I once heard or read somewhere that while the rest of the world gave us astrology, the Greeks gave us astronomy.  That simple statement sums up my deep admiration for the ancient Greeks -they were the most glorious happening in human history.  We owe almost all of our sciences to them, much of our mathematics, to say nothing of their contributions to literature and the arts.  Who among the ancients has given more to our civilization?

Everything about them was different from what preceded them.  Man is the measure of all things, they maintained, even creating their gods in man’s image, and placed reasoning and logic as the highest virtue.  As an example of this: they knew full well that the earth was a sphere, deducing this from its shadow cast to make a crescent moon (so eminently logical); that acceptance is best demonstrated by Eratosthenes of Cyrene, who in third century BCE, calculated the circumference of the earth, by measuring the angle of the sun’s shadow between two locations (Aswan and Alexandria, Egypt) and having someone pace off the distance separating them (he was only off by 200 some miles).   It’s the certainty in which this was perceived, with no doubts whatsoever, that is so impressive.

You can go on and on citing the insights of their great thinkers, but I think my simple illustration conveys the idea.  Although not often mentioned, their greatest contribution may have been the constancy of their written language, which has remained virtually unchanged since antiquity.  This has enabled us to learn about other civilizations, namely Egyptian, through deciphering its glyphs by means of the Rosetta stone.  Their written accounts of contemporary cultures that included their legends and histories have given us much of what is known about them to this day.   .
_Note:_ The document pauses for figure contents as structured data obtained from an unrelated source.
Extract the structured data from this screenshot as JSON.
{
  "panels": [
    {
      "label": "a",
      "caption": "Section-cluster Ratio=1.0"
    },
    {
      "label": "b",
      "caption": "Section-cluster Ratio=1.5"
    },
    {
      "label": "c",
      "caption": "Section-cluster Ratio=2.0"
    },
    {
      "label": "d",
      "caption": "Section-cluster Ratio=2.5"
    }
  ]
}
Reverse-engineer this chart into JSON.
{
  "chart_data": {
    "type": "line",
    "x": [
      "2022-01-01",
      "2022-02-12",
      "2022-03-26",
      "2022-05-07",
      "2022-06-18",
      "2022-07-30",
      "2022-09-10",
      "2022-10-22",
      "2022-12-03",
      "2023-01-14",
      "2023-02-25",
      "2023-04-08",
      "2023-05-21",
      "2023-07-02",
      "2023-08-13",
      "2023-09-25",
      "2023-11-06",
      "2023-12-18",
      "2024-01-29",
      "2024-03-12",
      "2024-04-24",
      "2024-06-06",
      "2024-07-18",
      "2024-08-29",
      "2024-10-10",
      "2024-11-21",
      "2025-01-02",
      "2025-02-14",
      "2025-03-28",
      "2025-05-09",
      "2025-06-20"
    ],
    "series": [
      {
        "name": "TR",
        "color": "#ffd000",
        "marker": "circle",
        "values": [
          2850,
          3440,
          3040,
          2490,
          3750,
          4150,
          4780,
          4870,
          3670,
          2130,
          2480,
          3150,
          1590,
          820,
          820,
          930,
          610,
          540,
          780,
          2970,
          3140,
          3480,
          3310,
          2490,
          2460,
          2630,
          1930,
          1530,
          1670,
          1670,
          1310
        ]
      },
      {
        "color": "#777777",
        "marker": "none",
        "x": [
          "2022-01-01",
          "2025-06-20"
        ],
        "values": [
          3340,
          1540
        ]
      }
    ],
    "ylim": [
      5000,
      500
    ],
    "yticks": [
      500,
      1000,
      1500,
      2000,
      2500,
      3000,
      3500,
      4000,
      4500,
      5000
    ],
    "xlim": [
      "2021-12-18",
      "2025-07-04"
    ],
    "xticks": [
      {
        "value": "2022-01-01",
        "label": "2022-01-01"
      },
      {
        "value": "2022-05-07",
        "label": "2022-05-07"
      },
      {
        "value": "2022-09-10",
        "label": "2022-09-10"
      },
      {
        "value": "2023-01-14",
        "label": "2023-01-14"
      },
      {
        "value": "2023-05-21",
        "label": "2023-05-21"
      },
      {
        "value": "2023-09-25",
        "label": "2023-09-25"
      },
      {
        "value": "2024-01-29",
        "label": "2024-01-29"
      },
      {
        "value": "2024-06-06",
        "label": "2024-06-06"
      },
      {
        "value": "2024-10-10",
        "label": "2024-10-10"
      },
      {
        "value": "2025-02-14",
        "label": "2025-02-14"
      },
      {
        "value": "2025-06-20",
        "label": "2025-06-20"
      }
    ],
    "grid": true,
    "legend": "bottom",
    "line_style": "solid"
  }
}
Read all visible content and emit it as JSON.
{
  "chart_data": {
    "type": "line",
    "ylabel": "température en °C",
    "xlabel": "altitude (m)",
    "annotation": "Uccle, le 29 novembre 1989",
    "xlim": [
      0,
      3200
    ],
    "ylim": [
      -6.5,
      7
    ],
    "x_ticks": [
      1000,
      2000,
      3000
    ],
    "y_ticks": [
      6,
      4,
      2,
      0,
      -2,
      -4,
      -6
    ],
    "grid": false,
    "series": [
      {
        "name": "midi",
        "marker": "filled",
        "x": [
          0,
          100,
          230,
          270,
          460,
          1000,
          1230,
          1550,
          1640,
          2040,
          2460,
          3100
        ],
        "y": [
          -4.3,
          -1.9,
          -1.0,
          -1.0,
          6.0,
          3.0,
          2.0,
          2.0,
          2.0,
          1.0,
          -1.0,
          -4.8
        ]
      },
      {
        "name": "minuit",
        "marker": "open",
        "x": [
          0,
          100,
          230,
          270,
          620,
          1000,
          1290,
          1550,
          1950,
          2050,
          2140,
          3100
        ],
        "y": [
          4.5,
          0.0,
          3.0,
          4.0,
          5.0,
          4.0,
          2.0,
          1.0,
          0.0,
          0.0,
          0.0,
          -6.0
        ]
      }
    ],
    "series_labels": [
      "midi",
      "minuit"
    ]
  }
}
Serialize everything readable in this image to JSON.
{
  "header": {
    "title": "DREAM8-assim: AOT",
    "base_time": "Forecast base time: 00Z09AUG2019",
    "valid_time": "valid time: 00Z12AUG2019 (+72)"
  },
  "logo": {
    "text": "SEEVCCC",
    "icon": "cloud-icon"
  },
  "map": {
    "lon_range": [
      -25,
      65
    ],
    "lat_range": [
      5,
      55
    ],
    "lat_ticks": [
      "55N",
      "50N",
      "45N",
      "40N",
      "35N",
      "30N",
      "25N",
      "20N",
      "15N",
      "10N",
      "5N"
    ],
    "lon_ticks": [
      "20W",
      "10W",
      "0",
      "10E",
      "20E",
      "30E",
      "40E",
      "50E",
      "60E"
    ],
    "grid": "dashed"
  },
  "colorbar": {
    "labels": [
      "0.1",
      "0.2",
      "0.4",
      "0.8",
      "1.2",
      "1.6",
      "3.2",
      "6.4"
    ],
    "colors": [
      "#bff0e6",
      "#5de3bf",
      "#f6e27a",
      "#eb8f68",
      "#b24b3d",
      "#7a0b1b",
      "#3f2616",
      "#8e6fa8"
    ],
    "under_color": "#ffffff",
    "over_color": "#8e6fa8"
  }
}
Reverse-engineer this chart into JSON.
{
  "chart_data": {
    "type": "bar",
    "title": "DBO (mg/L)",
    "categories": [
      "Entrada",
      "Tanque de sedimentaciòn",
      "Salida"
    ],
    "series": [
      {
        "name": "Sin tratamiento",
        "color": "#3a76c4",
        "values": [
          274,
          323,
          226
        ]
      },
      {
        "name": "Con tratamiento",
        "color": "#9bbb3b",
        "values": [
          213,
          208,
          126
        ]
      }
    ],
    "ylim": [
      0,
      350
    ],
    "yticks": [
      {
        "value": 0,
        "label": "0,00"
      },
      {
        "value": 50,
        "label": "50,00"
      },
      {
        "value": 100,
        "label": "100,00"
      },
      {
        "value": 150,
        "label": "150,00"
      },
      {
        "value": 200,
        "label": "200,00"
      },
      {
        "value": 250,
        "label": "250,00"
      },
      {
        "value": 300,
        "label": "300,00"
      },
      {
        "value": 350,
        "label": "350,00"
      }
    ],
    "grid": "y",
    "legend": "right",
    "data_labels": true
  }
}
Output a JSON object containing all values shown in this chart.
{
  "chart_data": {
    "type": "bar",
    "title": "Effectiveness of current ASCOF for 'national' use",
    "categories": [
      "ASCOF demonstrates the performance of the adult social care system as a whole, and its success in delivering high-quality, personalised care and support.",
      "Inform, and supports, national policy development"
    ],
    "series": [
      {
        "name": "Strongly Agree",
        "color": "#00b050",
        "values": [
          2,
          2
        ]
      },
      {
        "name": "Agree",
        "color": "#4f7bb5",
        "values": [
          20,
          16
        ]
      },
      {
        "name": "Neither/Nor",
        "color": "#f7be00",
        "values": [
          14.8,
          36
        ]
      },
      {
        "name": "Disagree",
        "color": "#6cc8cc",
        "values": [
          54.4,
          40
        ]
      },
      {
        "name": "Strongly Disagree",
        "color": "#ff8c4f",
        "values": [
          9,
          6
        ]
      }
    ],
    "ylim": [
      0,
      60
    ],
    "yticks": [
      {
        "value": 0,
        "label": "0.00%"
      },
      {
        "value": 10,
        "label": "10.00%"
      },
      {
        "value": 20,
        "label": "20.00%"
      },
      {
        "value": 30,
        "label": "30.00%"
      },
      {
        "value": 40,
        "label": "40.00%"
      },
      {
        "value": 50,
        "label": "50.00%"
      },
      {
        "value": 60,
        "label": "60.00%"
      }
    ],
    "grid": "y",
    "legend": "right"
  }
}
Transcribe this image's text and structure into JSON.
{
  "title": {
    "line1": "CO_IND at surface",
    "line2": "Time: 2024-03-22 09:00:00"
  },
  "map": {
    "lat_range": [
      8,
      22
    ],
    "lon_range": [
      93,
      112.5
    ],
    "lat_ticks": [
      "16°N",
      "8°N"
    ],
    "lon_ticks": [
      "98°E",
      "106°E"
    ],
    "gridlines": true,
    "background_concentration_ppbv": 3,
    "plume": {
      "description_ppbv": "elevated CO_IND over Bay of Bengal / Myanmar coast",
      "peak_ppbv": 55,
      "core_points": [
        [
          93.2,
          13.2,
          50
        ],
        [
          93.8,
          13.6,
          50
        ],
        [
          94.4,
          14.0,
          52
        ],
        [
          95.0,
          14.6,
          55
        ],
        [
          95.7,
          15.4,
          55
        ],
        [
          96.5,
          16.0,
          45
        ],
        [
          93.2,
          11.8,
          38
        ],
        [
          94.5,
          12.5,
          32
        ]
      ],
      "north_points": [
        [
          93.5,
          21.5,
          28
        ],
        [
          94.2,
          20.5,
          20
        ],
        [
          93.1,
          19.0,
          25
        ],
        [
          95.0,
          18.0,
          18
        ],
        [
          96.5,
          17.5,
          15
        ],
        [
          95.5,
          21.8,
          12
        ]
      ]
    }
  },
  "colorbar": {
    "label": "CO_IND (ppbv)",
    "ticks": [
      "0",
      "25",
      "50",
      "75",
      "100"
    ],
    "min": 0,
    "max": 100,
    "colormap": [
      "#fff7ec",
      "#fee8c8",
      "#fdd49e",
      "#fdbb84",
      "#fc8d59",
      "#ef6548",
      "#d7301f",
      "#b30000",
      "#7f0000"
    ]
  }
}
 As for their Gods and Goddesses, they conceived them as having all the flaws of humans, with only their immortality removing them from us, which, in a broader context, again puts man on an equal footing with them.  We know that, despite their reputation for logic and sound reasoning, they had problems with their religious fanatics, just as we do in our present times, the best example of this being Socrates made to drink poison for corrupting the morality of Athen’s youth (i.e. undermining their religiousness).  But, overall, they still present us with humankind at its best -inquisitive, questioning, thinking.  No other ancient civilization that I know of valued learning and knowledge more. 

 Yes, they waged their wars and ultimately could never unite, even when it meant their own downfall, and succumbed to the same weaknesses afflicting the rest of humanity.  I want to judge them by what they did when not at war and compare this to other cultures when not at war, and that is when their achievements shine over all others.  So I remain undeterred in my affection and appreciation for their accomplishments.  They truly were the most brilliant chapter in our history.  I owe my novel Polyxena to them -it’s a product of their literary heritage.